[SERVER-8602] Allow multiple clients to use a single cursor. Created: 18/Feb/13  Updated: 06/Dec/22

Status: Open
Project: Core Server
Component/s: Querying
Affects Version/s: 2.2.3
Fix Version/s: features we're not sure of

Type: New Feature Priority: Minor - P4
Reporter: Robert Moore Assignee: Backlog - Query Execution
Resolution: Unresolved Votes: 2
Labels: None
Remaining Estimate: Not Specified
Time Spent: Not Specified
Original Estimate: Not Specified
Environment:

All


Assigned Teams:
Query Execution
Backwards Compatibility: Fully Compatible
Participants:

 Description   

Currently the mongod server upon seeing a cursor that is already locked returns a empty result to the client with a cursor id of zero. This will cause the client to consider the cursor exhausted and stop any active iteration.

There are cases where having multiple threads/processes reading from the same cursor is advantageous. The current processing makes handling those situations more difficult as the client cannot tell if the cursor is really exhausted or was just being actively read by another process.

Implementing this functionality would be a component of allowing clients to use a cursor as a shared work queue.



 Comments   
Comment by Andy Schwerin [ 17/Jul/13 ]

The approach we'd prefer, rather than having multiple clients share a cursor, is to make the findAndModify process more useful for this kind of work queuing. Suppose that findAndModify() could return a tailable cursor. Clients would then each establish their own tailable findAndModify cursor with the match pattern in the find including a "consumed: 0" match and the update setting "consumed: 1". You can do this with polling today, and it is the preferred approach over sharing cursors. Extending fAndM to support tailing would be a natural extension.

Comment by Andy Schwerin [ 17/Jul/13 ]

While there's nothing difficult with this patch, per se, we're not comfortable ensuring this client-synchronizing behavior going forward. I'm going to close the pull request, but leave the associated ticket open as a feature request.

Comment by Robert Moore [ 17/Jul/13 ]

Bump - Any thoughts?

Rob.

Comment by Andy Schwerin [ 10/Jun/13 ]

Ah, yes, alternative number 3, thing I didn't think of. I'll mull this over.

Comment by Robert Moore [ 10/Jun/13 ]

Sure - basically I am trying to turn MongoDB into a work/queue broker.

I am inserting the "job" documents into a capped collection and then have multiple processes pulling the documents out of the capped collection via a single shared tailable cursor (across multiple threads and processes).
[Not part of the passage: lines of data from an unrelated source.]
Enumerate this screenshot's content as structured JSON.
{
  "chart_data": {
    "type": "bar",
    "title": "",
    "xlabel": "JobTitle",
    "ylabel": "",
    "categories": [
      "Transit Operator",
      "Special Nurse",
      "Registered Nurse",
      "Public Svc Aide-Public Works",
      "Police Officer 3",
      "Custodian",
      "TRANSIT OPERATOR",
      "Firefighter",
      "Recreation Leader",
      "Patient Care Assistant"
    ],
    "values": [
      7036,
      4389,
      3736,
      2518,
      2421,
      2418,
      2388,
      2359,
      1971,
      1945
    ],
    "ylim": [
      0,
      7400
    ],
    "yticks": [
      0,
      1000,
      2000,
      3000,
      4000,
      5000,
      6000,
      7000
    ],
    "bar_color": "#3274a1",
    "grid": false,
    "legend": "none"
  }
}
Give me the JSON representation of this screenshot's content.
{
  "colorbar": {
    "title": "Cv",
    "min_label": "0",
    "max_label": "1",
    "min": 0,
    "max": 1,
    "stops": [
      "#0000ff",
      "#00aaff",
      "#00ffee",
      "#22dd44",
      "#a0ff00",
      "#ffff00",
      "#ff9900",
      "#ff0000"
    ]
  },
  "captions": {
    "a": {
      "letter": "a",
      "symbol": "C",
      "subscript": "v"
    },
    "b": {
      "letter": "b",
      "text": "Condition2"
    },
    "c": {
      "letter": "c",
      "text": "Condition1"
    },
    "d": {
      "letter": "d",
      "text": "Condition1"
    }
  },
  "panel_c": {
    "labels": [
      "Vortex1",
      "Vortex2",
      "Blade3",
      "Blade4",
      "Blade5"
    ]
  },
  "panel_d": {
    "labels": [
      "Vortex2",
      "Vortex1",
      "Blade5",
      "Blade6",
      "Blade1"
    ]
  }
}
I am not worried about bandwidth as much a simple, fast work distribution model. (And yes I realize that some work might get lost in the case of a fault but that is OK in my use case.)

Currently, I am using a cursor with await data set to false and all the clients are "spinning" on the cursor/getmore requests and dealing with occasional getmore response with a cursor id zero.

With this change the await data can be changed to true and things will not have to spin as much. Again, ideally there would be wait semantics for all of the cursor consumers but I'm happy to get what I can get.

Comment by Andy Schwerin [ 10/Jun/13 ]

robert.j.moore@allanbank.com, can you describe your goal from this change in a little more detail? I'm somewhat nervous of the polling semantics, and am also concerned about the complexity of a wait semantics implementation.

This proposal suggests that you're trying to improve the utilization of some resource, either available network bandwidth or available client-side computational resources. If it's network bandwidth, setting the "Exhaust" flag in queries (http://docs.mongodb.org/meta-driver/latest/legacy/mongodb-wire-protocol/#op-query) will remove the latency of getmore round trips. If it's client-side CPU utilization, client or driver changes might be more appropriate. If it's some other resource, can you describe it?

Comment by Andy Schwerin [ 08/Jun/13 ]

I think the wait semantics may be a substantial undertaking, and I don't have the time to give it the attention it needs, at present. I'm going to consult with a few other engineers at 10gen, to see if the polling-semantics solution would stand in the way of other future work, and either kangas or I will respond on this ticket.

Comment by Robert Moore [ 02/Jun/13 ]

I agree that the wait semantics (especially if the query/cursor has the "await data" bit set) would be more desirable. I'm willing to do the work to add that ability but would need a few pointers and/or a recommend method for implementing.

Rob

Comment by Andy Schwerin [ 31/May/13 ]

robert.j.moore@allanbank.com, can you describe your use case a little more? The implementation in your pull request appears to give multiple getmore requests on the same cursor a "try" semantics, useful for polling. This is a reasonable and straightforward extension of the existing implementation, but I wonder if applications would be better served by a "wait" semantics, where the second getmore waits to return until the first getmore unpins the cursor.